I scramble to stand up and shut the cabinet, my mind registering Dante’s words but thinking that Becks could be saying them just as easily to me. I flash my eyes up to find him leaning against the wall, his shirt off, a beer in one hand, and irritated disgust evident in his expression. The comebacks are firing through my brain, but I hold them back, trying to keep from fueling the temper I know he has when he drinks.
And a drunk Dante is an unpredictable Dante. This I know from experience, so I remain silent.
“So nice of you to finally come inside after your little fuck in the backyard,” he says, sarcasm dripping from his slurred words. “It seems to me you’re really walking on the wild side these days, babe.”
“Dante.” I nod my head, my voice even, and stand to full height when I finally speak to him.
“Dante,” he mimics me with a laugh that’s anything but warm. “Really, babe? Gonna be all frigid with me when an hour ago you were being fucked in the backyard by that guy?” He walks toward me in an unsteady swagger, judgment in his eyes. “What happened to the wild child I used to know? The ‘throw caution to the wind, willing to screw anytime and anywhere’ girl I dated? The one I matched dare for dare?” He stops, takes a sip, and chuckles. “You’re too good to settle, Haddie. A three-minute fuck in the backyard with that asshole tells me you are most definitely settling.”
“Fuck you.” The words are out of my mouth without a thought.

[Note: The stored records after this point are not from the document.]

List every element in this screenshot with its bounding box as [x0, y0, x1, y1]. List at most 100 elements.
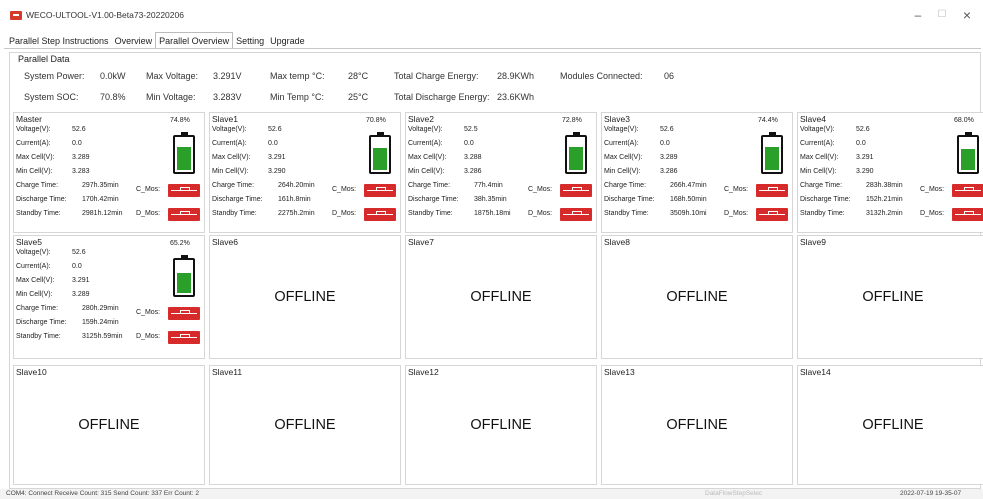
field-label: Voltage(V): — [800, 126, 835, 133]
c-mos-switch-icon[interactable] — [952, 184, 983, 197]
field-label: Voltage(V): — [16, 249, 51, 256]
standby-time-value: 3509h.10mi — [670, 210, 707, 217]
system-power-value: 0.0kW — [100, 71, 126, 81]
max-cell-value: 3.291 — [268, 154, 286, 161]
c-mos-label: C_Mos: — [724, 186, 749, 193]
close-button[interactable]: × — [955, 6, 979, 24]
c-mos-label: C_Mos: — [528, 186, 553, 193]
module-field-row: Max Cell(V): 3.289 — [16, 154, 90, 161]
field-label: Current(A): — [800, 140, 835, 147]
field-label: Standby Time: — [16, 333, 61, 340]
tab-setting[interactable]: Setting — [233, 33, 267, 49]
module-card: Slave4 Voltage(V): 52.6 Current(A): 0.0 Max C… — [797, 112, 983, 233]
max-cell-value: 3.289 — [72, 154, 90, 161]
module-field-row: Standby Time: 3509h.10mi — [604, 210, 707, 217]
d-mos-switch-icon[interactable] — [364, 208, 396, 221]
voltage-value: 52.5 — [464, 126, 478, 133]
module-field-row: Discharge Time: 168h.50min — [604, 196, 707, 203]
d-mos-switch-icon[interactable] — [168, 331, 200, 344]
c-mos-switch-icon[interactable] — [168, 184, 200, 197]
module-card: Slave10 OFFLINE — [13, 365, 205, 485]
module-name: Slave2 — [408, 114, 434, 124]
battery-cap — [769, 132, 776, 135]
voltage-value: 52.6 — [268, 126, 282, 133]
module-name: Slave9 — [800, 237, 826, 247]
field-label: Voltage(V): — [604, 126, 639, 133]
field-label: Min Cell(V): — [800, 168, 837, 175]
module-field-row: Voltage(V): 52.5 — [408, 126, 478, 133]
c-mos-switch-icon[interactable] — [168, 307, 200, 320]
total-discharge-energy-label: Total Discharge Energy: — [394, 92, 490, 102]
module-card: Slave1 Voltage(V): 52.6 Current(A): 0.0 Max C… — [209, 112, 401, 233]
title-bar: WECO-ULTOOL-V1.00-Beta73-20220206 – ☐ × — [0, 0, 983, 30]
field-label: Charge Time: — [212, 182, 255, 189]
d-mos-label: D_Mos: — [332, 210, 357, 217]
maximize-button[interactable]: ☐ — [930, 6, 954, 24]
battery-icon — [173, 132, 195, 174]
discharge-time-value: 161h.8min — [278, 196, 311, 203]
d-mos-label: D_Mos: — [136, 333, 161, 340]
field-label: Min Cell(V): — [16, 291, 53, 298]
module-field-row: Min Cell(V): 3.290 — [212, 168, 286, 175]
tab-overview[interactable]: Overview — [112, 33, 156, 49]
tab-parallel-overview[interactable]: Parallel Overview — [155, 32, 234, 49]
module-card: Slave5 Voltage(V): 52.6 Current(A): 0.0 Max C… — [13, 235, 205, 359]
status-bar: COM4: Connect Receive Count: 315 Send Co… — [0, 489, 983, 499]
module-field-row: Max Cell(V): 3.289 — [604, 154, 678, 161]
minimize-button[interactable]: – — [906, 6, 930, 24]
field-label: Max Cell(V): — [16, 277, 55, 284]
module-field-row: Charge Time: 266h.47min — [604, 182, 707, 189]
soc-percent: 74.4% — [758, 117, 778, 124]
module-field-row: Discharge Time: 152h.21min — [800, 196, 903, 203]
field-label: Standby Time: — [16, 210, 61, 217]
current-value: 0.0 — [464, 140, 474, 147]
field-label: Max Cell(V): — [408, 154, 447, 161]
field-label: Min Cell(V): — [408, 168, 445, 175]
battery-cap — [181, 132, 188, 135]
max-cell-value: 3.288 — [464, 154, 482, 161]
module-name: Slave13 — [604, 367, 635, 377]
module-name: Slave14 — [800, 367, 831, 377]
module-card: Slave14 OFFLINE — [797, 365, 983, 485]
offline-status: OFFLINE — [862, 417, 924, 433]
field-label: Discharge Time: — [800, 196, 851, 203]
field-label: Standby Time: — [800, 210, 845, 217]
d-mos-label: D_Mos: — [528, 210, 553, 217]
c-mos-switch-icon[interactable] — [364, 184, 396, 197]
battery-level — [177, 273, 191, 293]
c-mos-switch-icon[interactable] — [560, 184, 592, 197]
module-field-row: Max Cell(V): 3.291 — [16, 277, 90, 284]
discharge-time-value: 38h.35min — [474, 196, 507, 203]
module-field-row: Standby Time: 2981h.12min — [16, 210, 122, 217]
battery-icon — [173, 255, 195, 297]
d-mos-switch-icon[interactable] — [560, 208, 592, 221]
field-label: Standby Time: — [212, 210, 257, 217]
module-field-row: Charge Time: 280h.29min — [16, 305, 119, 312]
module-name: Slave1 — [212, 114, 238, 124]
tab-parallel-step-instructions[interactable]: Parallel Step Instructions — [6, 33, 112, 49]
offline-status: OFFLINE — [862, 289, 924, 305]
discharge-time-value: 152h.21min — [866, 196, 903, 203]
module-card: Slave6 OFFLINE — [209, 235, 401, 359]
module-card: Master Voltage(V): 52.6 Current(A): 0.0 Max C… — [13, 112, 205, 233]
battery-cap — [573, 132, 580, 135]
d-mos-switch-icon[interactable] — [756, 208, 788, 221]
min-cell-value: 3.286 — [660, 168, 678, 175]
d-mos-switch-icon[interactable] — [168, 208, 200, 221]
battery-level — [177, 147, 191, 170]
offline-status: OFFLINE — [78, 417, 140, 433]
module-card: Slave12 OFFLINE — [405, 365, 597, 485]
d-mos-switch-icon[interactable] — [952, 208, 983, 221]
module-field-row: Voltage(V): 52.6 — [800, 126, 870, 133]
c-mos-switch-icon[interactable] — [756, 184, 788, 197]
c-mos-label: C_Mos: — [136, 186, 161, 193]
system-soc-label: System SOC: — [24, 92, 79, 102]
parallel-data-title: Parallel Data — [18, 54, 70, 64]
field-label: Discharge Time: — [212, 196, 263, 203]
battery-icon — [369, 132, 391, 174]
field-label: Discharge Time: — [408, 196, 459, 203]
d-mos-label: D_Mos: — [136, 210, 161, 217]
total-charge-energy-value: 28.9KWh — [497, 71, 535, 81]
tab-upgrade[interactable]: Upgrade — [267, 33, 308, 49]
d-mos-label: D_Mos: — [724, 210, 749, 217]
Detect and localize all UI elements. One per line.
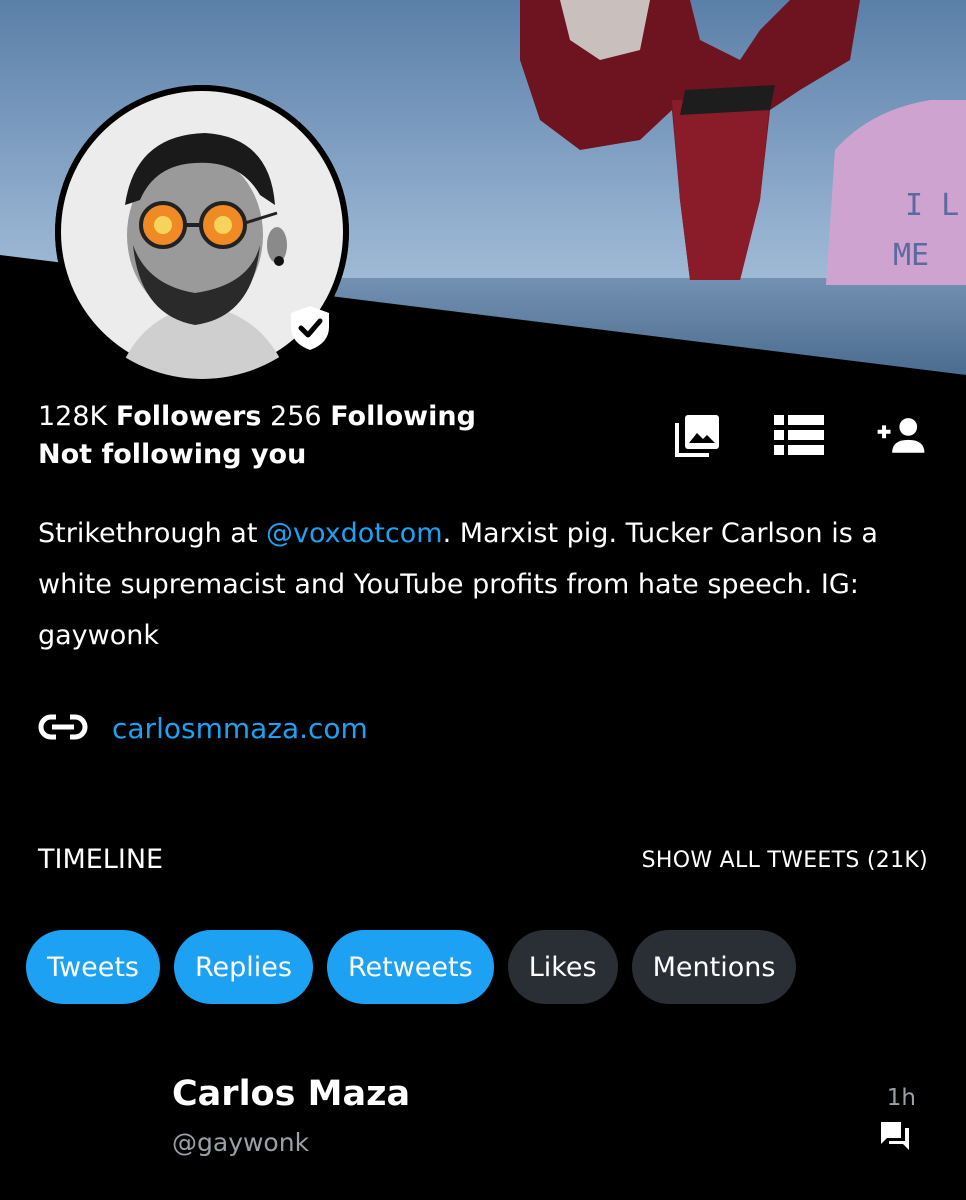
website-link[interactable]: carlosmmaza.com <box>112 712 368 745</box>
conversation-icon[interactable] <box>879 1120 911 1152</box>
media-icon[interactable] <box>672 410 722 460</box>
filter-chip-likes[interactable]: Likes <box>507 930 618 1004</box>
verified-badge-icon <box>285 303 335 353</box>
filter-chip-tweets[interactable]: Tweets <box>26 930 160 1004</box>
filter-chip-retweets[interactable]: Retweets <box>326 930 494 1004</box>
banner-sweater-text-1: I L <box>905 188 959 223</box>
add-user-icon[interactable] <box>876 410 926 460</box>
timeline-heading: TIMELINE <box>38 844 164 875</box>
tweet-timestamp: 1h <box>886 1085 916 1111</box>
following-label[interactable]: Following <box>330 401 476 432</box>
timeline-filter-chips: Tweets Replies Retweets Likes Mentions <box>26 930 797 1004</box>
tweet-author-name[interactable]: Carlos Maza <box>172 1074 410 1114</box>
profile-bio: Strikethrough at @voxdotcom. Marxist pig… <box>38 508 938 661</box>
profile-stats: 128K Followers 256 Following Not followi… <box>38 398 476 474</box>
list-icon[interactable] <box>774 410 824 460</box>
followers-label[interactable]: Followers <box>116 401 262 432</box>
relationship-status: Not following you <box>38 439 307 470</box>
bio-text-start: Strikethrough at <box>38 518 266 549</box>
show-all-tweets-button[interactable]: SHOW ALL TWEETS (21K) <box>642 848 928 873</box>
website-row[interactable]: carlosmmaza.com <box>38 712 368 745</box>
following-count[interactable]: 256 <box>270 401 322 432</box>
followers-count[interactable]: 128K <box>38 401 107 432</box>
link-icon <box>38 713 88 744</box>
filter-chip-mentions[interactable]: Mentions <box>631 930 797 1004</box>
filter-chip-replies[interactable]: Replies <box>173 930 313 1004</box>
banner-sweater-text-2: ME <box>893 238 929 273</box>
tweet-author-handle[interactable]: @gaywonk <box>172 1128 309 1157</box>
bio-mention-link[interactable]: @voxdotcom <box>266 518 443 549</box>
profile-actions <box>672 410 926 460</box>
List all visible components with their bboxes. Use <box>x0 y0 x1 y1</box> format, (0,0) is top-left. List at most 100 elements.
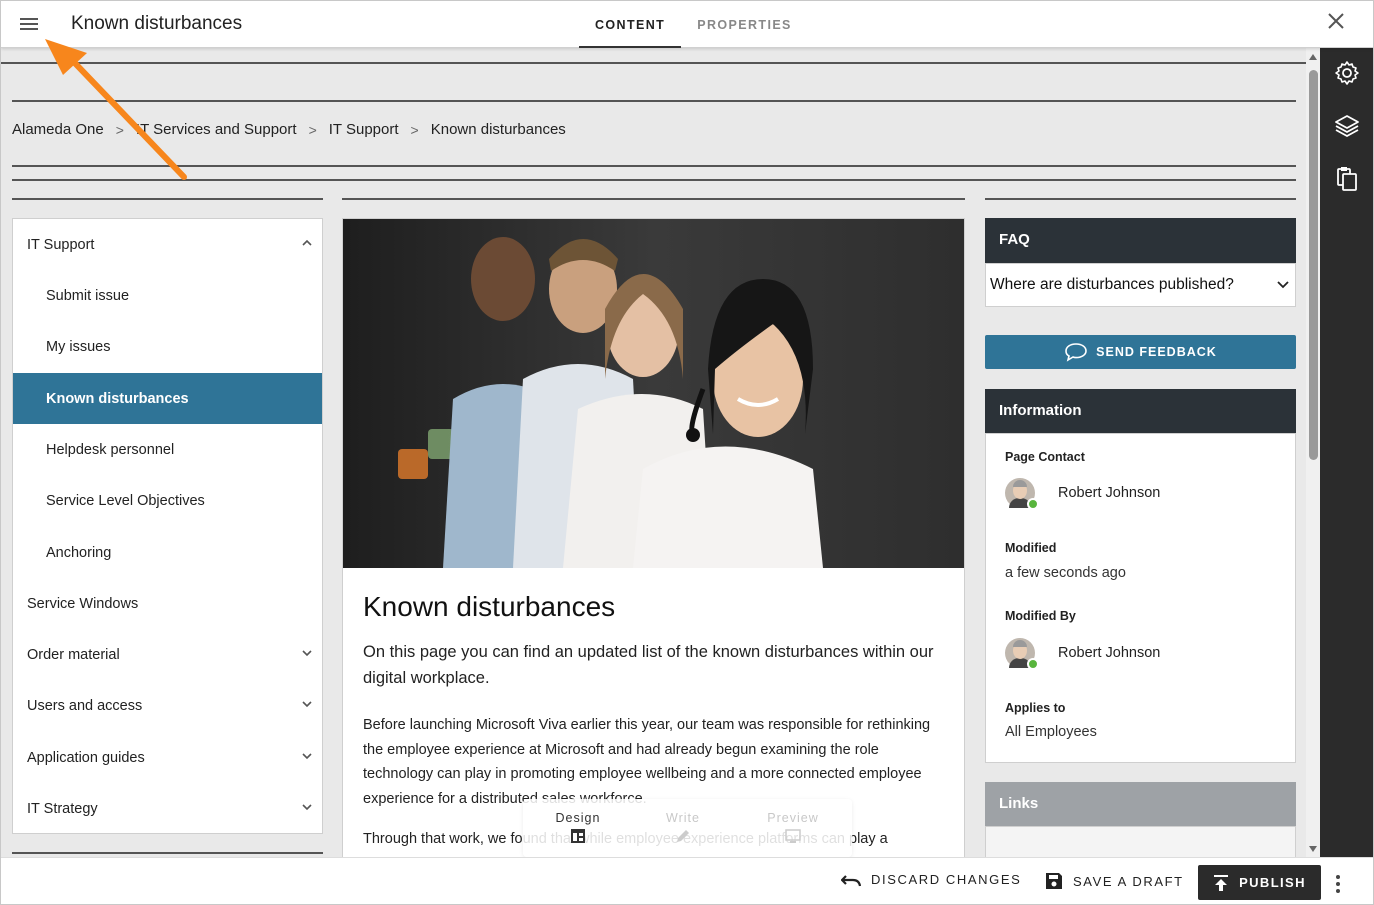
publish-button[interactable]: PUBLISH <box>1198 865 1321 900</box>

How dare he come at me, telling me I’m settling when all I can think about is Becks: what I just did to him, how I hurt him, and the confession he left me with?
… you’d better prepare for that fight because I’m in love with you …
The pain is sharp and lingering, and then it registers that Dante was here when Becks and I were outside.
I was so wrapped up in everything that I never even thought about him coming home. All I could think about was pushing it all away, losing myself, and not once did I think about Dante. Being home. Having a spectator.